Against the prophesied, the christian religion not only tends to be confined to the intimate level, but it appears in the public sphere. And, what is more dangerous, in political partisanship.
From a theoretical point of view, Sociology has tended to speak of the religion (in a generic way), perhaps by a desire to make general provisions. Also from the Sociology there is to say today that this desire to generalize is remarkably ineffective: there is no religion as a magnitude of society, but religions, and each one carries its own tag that prevents make it one. And its own mode of being socially present. The only empirical evidence unifying combination is that the wavelength of the historic religions is far superior to that of the civil institutions (including States). This must be done to the sociological gaze prudent and distrustful to their own statistics at the moment. All less to prophesy the future.
If the religions we pass to the christian religion in particular, in western societies modern, we already have the experience of a future prophesied-and not fulfilled-the disappearance, or at least his exile to the interiority of private. Prophesied from different points of view: that of marxism (religion is nothing but “the sigh of the creature oppressed”), and today periclitada sociological theory of secularization (radical and inevitable) by the income of the companies in the processes of modernization.
The mere passage of time has distorted both of these prophecies. Today the christian religion tends not to be limited to the mere intimate level (although necessary), but that makes its appearance in the public sphere. And what is more dangerous —to the authenticity of the christian, given his claim to universality— in the realm of political partisanship.

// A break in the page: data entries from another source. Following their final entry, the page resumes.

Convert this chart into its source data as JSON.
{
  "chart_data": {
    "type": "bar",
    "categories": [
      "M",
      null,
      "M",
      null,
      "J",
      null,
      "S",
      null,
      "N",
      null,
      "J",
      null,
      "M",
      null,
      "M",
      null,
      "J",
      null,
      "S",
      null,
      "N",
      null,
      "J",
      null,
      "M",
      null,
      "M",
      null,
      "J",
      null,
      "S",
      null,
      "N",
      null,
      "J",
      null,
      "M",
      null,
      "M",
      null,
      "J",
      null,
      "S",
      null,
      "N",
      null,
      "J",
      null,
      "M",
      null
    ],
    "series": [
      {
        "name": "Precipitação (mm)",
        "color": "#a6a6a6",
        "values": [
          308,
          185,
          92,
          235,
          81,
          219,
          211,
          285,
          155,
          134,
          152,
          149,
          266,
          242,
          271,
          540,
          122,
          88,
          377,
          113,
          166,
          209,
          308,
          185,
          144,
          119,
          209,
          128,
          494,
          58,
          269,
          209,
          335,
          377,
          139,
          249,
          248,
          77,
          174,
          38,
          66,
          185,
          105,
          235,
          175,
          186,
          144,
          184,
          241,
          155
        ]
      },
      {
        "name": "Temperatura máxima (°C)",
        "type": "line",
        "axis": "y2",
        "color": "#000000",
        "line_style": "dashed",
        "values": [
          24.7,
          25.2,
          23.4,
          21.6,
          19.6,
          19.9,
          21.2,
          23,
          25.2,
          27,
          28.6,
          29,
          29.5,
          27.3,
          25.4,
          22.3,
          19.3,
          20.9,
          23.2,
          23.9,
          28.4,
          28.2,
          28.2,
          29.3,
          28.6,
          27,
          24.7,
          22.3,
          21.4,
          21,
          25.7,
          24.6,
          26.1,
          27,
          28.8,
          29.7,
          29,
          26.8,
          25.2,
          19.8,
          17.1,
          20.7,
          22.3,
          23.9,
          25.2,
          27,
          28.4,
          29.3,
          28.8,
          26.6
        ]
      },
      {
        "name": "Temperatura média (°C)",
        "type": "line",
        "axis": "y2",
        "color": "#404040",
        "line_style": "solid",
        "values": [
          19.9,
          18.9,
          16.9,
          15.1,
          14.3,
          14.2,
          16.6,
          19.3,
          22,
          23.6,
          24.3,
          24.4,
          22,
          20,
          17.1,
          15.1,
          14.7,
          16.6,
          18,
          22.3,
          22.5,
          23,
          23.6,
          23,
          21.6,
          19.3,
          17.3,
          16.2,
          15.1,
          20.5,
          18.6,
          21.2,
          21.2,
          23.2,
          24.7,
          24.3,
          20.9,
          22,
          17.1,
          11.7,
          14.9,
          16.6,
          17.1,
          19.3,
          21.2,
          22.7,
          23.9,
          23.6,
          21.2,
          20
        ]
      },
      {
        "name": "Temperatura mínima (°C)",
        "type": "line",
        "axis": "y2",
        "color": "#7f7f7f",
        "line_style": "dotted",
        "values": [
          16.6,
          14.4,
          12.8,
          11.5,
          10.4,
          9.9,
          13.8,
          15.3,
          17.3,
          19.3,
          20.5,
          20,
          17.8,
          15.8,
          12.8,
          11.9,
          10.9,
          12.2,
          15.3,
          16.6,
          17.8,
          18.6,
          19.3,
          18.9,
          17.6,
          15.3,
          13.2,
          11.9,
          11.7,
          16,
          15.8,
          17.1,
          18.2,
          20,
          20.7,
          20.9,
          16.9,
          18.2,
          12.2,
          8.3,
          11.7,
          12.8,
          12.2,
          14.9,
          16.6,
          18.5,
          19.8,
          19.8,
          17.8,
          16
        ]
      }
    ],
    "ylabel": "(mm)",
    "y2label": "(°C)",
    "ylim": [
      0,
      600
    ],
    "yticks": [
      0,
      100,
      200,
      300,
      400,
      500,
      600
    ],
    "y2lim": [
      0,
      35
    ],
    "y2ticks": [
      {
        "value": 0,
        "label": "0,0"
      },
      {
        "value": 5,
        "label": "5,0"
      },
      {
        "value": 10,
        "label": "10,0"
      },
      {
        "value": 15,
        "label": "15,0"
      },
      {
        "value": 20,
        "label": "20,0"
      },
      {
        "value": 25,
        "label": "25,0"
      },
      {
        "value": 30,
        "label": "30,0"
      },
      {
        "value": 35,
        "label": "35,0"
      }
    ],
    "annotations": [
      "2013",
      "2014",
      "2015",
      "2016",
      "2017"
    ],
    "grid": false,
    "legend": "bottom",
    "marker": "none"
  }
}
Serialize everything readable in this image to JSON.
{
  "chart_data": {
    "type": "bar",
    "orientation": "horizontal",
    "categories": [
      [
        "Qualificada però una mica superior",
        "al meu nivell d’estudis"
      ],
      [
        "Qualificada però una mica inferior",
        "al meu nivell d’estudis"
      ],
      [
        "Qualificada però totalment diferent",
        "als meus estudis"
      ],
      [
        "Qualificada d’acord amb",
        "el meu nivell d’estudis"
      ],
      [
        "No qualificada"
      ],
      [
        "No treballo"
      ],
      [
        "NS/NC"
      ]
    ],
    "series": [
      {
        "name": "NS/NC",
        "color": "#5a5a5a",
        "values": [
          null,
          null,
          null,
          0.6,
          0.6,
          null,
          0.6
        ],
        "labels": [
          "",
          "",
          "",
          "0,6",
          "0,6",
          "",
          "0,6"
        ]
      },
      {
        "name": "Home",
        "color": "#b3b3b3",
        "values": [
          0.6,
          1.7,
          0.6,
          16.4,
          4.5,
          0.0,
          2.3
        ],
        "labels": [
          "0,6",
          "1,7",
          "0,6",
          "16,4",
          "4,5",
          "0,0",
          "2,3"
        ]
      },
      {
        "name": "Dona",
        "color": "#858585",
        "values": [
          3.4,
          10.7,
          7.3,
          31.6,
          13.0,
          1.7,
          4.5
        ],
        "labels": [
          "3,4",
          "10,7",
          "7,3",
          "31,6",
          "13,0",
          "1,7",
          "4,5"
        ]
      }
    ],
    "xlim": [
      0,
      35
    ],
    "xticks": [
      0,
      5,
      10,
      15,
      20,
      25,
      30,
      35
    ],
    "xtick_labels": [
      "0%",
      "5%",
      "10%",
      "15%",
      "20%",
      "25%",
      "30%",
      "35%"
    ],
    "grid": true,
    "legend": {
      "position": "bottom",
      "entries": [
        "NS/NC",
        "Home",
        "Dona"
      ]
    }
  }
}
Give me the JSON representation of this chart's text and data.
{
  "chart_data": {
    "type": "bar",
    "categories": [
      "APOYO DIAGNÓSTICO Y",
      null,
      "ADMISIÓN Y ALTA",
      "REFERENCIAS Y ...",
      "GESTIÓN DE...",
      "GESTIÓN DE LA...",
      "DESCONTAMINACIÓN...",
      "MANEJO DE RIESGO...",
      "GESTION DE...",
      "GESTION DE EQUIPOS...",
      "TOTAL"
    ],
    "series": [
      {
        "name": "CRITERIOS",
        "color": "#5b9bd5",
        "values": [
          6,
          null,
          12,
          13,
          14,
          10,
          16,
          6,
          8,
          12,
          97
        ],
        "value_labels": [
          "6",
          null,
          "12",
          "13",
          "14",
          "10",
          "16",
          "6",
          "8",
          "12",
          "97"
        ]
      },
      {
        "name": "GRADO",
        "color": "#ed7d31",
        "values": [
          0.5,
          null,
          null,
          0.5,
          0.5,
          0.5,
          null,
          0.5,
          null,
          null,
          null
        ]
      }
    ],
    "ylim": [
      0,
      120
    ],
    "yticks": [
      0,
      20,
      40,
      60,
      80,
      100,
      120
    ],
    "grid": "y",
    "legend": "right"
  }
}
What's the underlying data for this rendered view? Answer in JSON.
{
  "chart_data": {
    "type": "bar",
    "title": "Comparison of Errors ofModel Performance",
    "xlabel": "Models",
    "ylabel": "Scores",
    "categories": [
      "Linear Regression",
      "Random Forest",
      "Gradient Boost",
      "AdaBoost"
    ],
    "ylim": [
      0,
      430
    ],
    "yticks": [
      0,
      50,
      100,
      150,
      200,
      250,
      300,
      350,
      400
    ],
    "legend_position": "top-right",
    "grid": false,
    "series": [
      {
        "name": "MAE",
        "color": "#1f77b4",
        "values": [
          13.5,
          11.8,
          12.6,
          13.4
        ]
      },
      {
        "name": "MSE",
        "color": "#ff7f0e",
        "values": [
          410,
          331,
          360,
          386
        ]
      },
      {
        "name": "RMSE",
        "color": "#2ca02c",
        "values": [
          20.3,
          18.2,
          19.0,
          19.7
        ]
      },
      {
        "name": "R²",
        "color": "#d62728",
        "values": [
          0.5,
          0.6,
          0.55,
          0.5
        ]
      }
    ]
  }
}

The non-reduction of the religious to the pure intimacy is sociologically explainable because religions are neither purely private, nor vacuamente public: they are essentially community-based. Have their penetration in human intimacy, but also their requirements of advertising: awareness, ethics, and worship of God, or their gods. Religions satisfy a need: to produce identity. An identity very different, yes, but that meets a need especially modern in the heterogeneity of cultural contacts. We tend easily to forget the complexity of our technological development. But it is a profound need: to tell myself who I am.
This emergence of community in public places us socially, and makes the factor a christian as a political instrument in western democracies (limited to christianity). See the presidential campaigns in the united STATES.
It would not be reckless sociologically the suspect that the political —an instrument of power— can adulterate the christian. (The attitude of Christ himself, the Gospels attest to, with their rejection of messianism political could serve as a admonition in the religious sphere). What if it appears, before the recent events —in a democratic society in the globalised information— it is “the sigh of the creature oppressed” are not inclined towards the religious. Tilts toward the desire for transparency, to the public information and non-mediatized, to critique —and the disappointment— of the institutions that do not meet the purposes that they themselves enunciated. In this desire for transparency of the social and the religious converge today non-believers with christian believers.
Javier Martínez Cortés is professor emeritus of Sociology of Religion at the Seminary of San Damaso.